American mathematician

Woodrow Dale Brownawell (born April 21, 1942) is an American mathematician who has performed research in number theory and algebraic geometry. He is a Distinguished Professor emeritus at Pennsylvania State University, and is particularly known for his proof of explicit degree bounds that can be used to turn Hilbert's Nullstellensatz into an effective algorithm.

Brownawell was born in Grundy County, Missouri; his father was a farmer and train inspector. He earned a double baccalaureate in German and mathematics (with highest distinction) in 1964 from the University of Kansas, and after studying for a year at the University of Hamburg (at which he met Eva, the woman he later married) he returned to the US for graduate study at Cornell University. His graduate advisor, Stephen Schanuel, moved to Stony Brook University in 1969, and Brownawell followed him there for a year, but earned his Ph.D. from Cornell in 1970. That year, he joined the Penn State faculty, and he remained there until his retirement in 2013.

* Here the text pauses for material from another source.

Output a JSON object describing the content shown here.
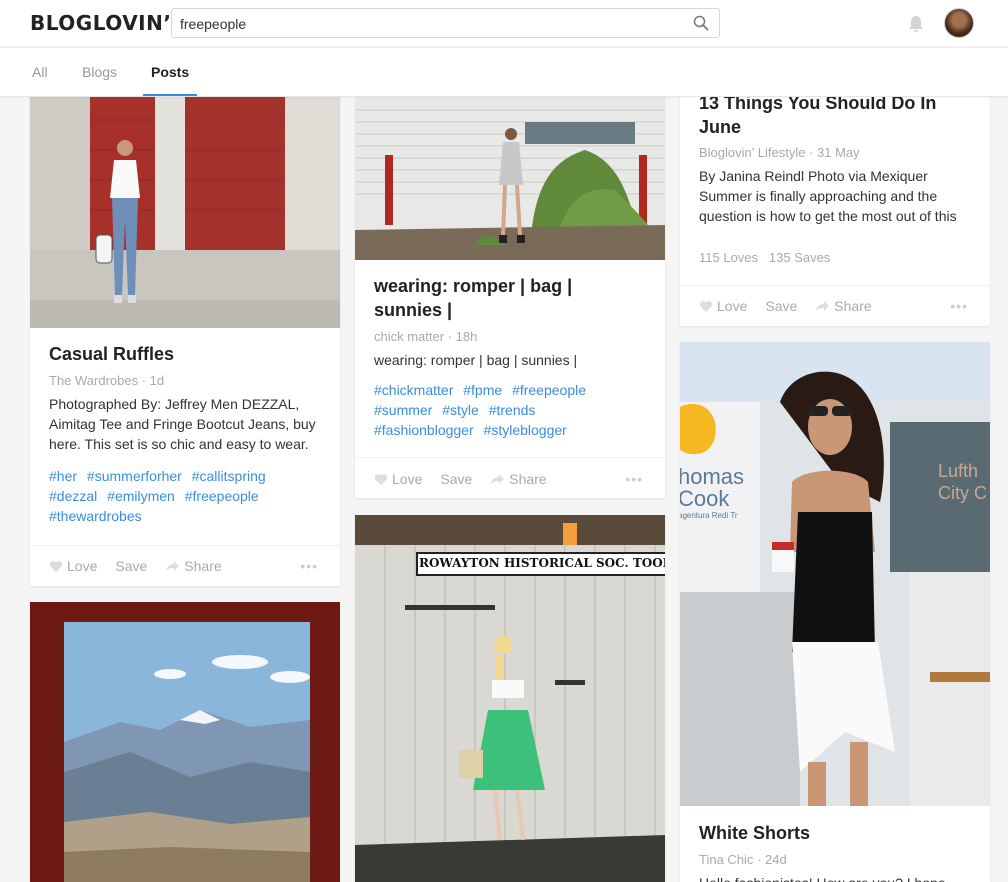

Brownawell and Michel Waldschmidt shared the 1986 Hardy–Ramanujan Prize for their independent proofs that at least one of the two numbers $e^e$ and $e^{e^2}$ is a transcendental number; here $e$ denotes Euler's number, approximately 2.718.
In 2004, a conference at the University of Waterloo was held in honor of Brownawell's 60th birthday.
In 2012, he became one of the inaugural fellows of the American Mathematical Society.